Un detalle (Jesús que se va a un lugar solitario para orar) en el cual tenemos que detenernos un poco. Según el evangelista Lucas, parece que Jesús se retiraba cada noche, lejos de los suyos, para orar. ¿Por qué lo hacía? Seguramente no para rezar unas oraciones, sino, a solas con el Padre en la comunión de amor del Espíritu, para saber cómo seguir actuando la común voluntad de salvar a los hombres en las circunstancias concretas, adaptándose a las necesidades que se presentaban y a la acogida por parte de los hombres.

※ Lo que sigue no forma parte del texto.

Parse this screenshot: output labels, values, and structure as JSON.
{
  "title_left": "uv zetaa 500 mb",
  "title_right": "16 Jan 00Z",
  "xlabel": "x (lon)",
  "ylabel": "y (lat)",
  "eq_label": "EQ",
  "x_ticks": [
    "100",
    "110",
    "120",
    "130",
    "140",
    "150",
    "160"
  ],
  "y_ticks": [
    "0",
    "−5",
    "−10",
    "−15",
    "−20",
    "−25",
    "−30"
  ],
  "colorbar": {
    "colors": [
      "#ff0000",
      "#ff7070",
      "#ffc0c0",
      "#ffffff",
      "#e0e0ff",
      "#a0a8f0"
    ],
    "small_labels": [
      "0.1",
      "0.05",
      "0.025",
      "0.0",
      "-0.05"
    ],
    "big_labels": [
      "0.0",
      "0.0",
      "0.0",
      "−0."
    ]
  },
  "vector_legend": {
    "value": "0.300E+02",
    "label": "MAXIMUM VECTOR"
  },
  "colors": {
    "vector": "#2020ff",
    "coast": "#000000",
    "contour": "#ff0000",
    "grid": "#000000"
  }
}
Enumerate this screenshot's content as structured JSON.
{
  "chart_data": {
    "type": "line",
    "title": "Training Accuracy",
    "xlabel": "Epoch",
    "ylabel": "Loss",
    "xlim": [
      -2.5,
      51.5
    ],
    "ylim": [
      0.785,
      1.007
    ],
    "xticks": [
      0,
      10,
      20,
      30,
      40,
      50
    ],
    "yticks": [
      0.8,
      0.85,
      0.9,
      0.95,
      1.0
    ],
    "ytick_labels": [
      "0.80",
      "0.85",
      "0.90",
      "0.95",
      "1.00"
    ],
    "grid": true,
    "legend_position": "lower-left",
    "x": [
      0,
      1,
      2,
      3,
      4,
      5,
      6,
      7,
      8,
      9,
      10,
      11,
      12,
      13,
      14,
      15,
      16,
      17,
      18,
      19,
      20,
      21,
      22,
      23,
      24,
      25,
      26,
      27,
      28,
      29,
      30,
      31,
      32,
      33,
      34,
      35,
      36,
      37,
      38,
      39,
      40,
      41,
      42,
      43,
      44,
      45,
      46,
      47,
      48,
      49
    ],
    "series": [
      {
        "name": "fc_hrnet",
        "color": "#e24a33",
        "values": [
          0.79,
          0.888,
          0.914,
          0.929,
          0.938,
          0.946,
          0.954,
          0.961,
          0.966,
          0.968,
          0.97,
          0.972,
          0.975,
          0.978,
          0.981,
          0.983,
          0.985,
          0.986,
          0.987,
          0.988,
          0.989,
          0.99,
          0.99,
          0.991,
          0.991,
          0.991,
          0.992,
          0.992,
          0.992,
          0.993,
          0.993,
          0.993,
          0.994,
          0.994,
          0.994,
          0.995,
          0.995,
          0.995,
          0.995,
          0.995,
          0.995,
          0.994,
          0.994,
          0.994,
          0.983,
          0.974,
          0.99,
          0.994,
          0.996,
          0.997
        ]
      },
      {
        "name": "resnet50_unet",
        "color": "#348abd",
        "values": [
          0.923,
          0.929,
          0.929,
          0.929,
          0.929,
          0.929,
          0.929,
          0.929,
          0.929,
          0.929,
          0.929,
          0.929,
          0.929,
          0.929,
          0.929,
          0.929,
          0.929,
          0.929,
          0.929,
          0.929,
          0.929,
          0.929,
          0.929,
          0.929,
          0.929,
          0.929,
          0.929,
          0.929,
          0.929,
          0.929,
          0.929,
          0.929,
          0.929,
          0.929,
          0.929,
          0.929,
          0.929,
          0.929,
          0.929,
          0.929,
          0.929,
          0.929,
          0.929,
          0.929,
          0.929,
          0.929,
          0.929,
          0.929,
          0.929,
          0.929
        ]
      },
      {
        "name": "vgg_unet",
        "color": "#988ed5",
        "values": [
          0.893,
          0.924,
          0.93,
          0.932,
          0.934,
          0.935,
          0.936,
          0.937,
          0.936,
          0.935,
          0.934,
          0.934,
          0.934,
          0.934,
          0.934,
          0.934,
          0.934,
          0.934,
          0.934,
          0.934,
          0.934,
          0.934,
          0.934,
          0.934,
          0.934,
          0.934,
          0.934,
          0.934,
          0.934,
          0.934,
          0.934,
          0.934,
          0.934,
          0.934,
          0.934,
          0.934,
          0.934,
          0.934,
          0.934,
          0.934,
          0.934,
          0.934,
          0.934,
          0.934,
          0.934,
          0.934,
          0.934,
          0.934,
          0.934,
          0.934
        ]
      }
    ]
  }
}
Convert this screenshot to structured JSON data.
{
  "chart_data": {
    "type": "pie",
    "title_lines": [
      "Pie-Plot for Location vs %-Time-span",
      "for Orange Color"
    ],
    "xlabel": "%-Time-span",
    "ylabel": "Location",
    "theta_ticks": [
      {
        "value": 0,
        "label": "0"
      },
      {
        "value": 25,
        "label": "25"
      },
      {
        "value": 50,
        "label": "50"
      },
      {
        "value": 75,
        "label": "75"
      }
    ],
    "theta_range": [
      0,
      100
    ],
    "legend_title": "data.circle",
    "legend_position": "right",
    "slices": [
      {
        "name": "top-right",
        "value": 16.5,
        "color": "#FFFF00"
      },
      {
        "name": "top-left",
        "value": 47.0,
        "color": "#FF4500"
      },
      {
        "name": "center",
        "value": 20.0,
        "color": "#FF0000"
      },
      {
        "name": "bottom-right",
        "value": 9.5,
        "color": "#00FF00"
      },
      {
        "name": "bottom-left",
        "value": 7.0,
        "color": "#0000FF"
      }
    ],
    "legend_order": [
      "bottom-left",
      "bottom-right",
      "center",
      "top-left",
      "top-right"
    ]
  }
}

Ahora, por ejemplo, que ha pasado el primer día en que ha sido reconocida su autoridad, tiene que decidir si quedarse a curar todos los enfermos de Cafarnaúm o marcharse a otros lugares para socorrer otras miserias. Y es en ese momento de intimidad con el Padre que nace la decisión con la cual contesta a Pedro y sus compañeros que han salido en busca de Él. Ellos le dicen que todo el mundo le está buscando, y Él les responde: “Vámonos a otra parte, a las aldeas cercanas, para predicar también allí; que para eso he salido”.
Y, como el verbo usado aquí es es-erchomai, esta versión (he salido) es mucho mejor que la más simple (he venido), como antes, a veces, se traducía. De hecho, esa expresión implica la fuente (“he salido del Padre”). En el silencio de su oración, Jesús ha renovado su consciencia de haber salido del seno del Padre, para alcanzar (llegar) a todos. De momento se limita a recorrer la Galilea, predicando en las sinagogas y sanando otros poseídos por los demonios, pero, día tras día, su camino lo llevará a donde sabemos: a dar la vida y a pedir el perdón para todos.
Dicho con mejores palabras que las mías, las de un conocido hermano de la comunidad del Teresianum (p. Jesús Castellano), añadimos que, mientras los discípulos no pueden entender por qué su Maestro se ha alejado de la gente que sigue necesitándole, Él lo sabe muy bien. “Para Jesús orar es sumergirse en el Padre, recibir amorosamente la unción del Espíritu, fortalecer su misión en la comunión trinitaria, llenarse de las palabras y de la voluntad del Padre, descansar de sus soledades humanas en su verdadero mundo, templar su humanidad en contacto amoroso con su Abbá, dialogar con Él día tras día en sabrosos silencios contemplativos, lo que ha hecho y lo que va a hacer”.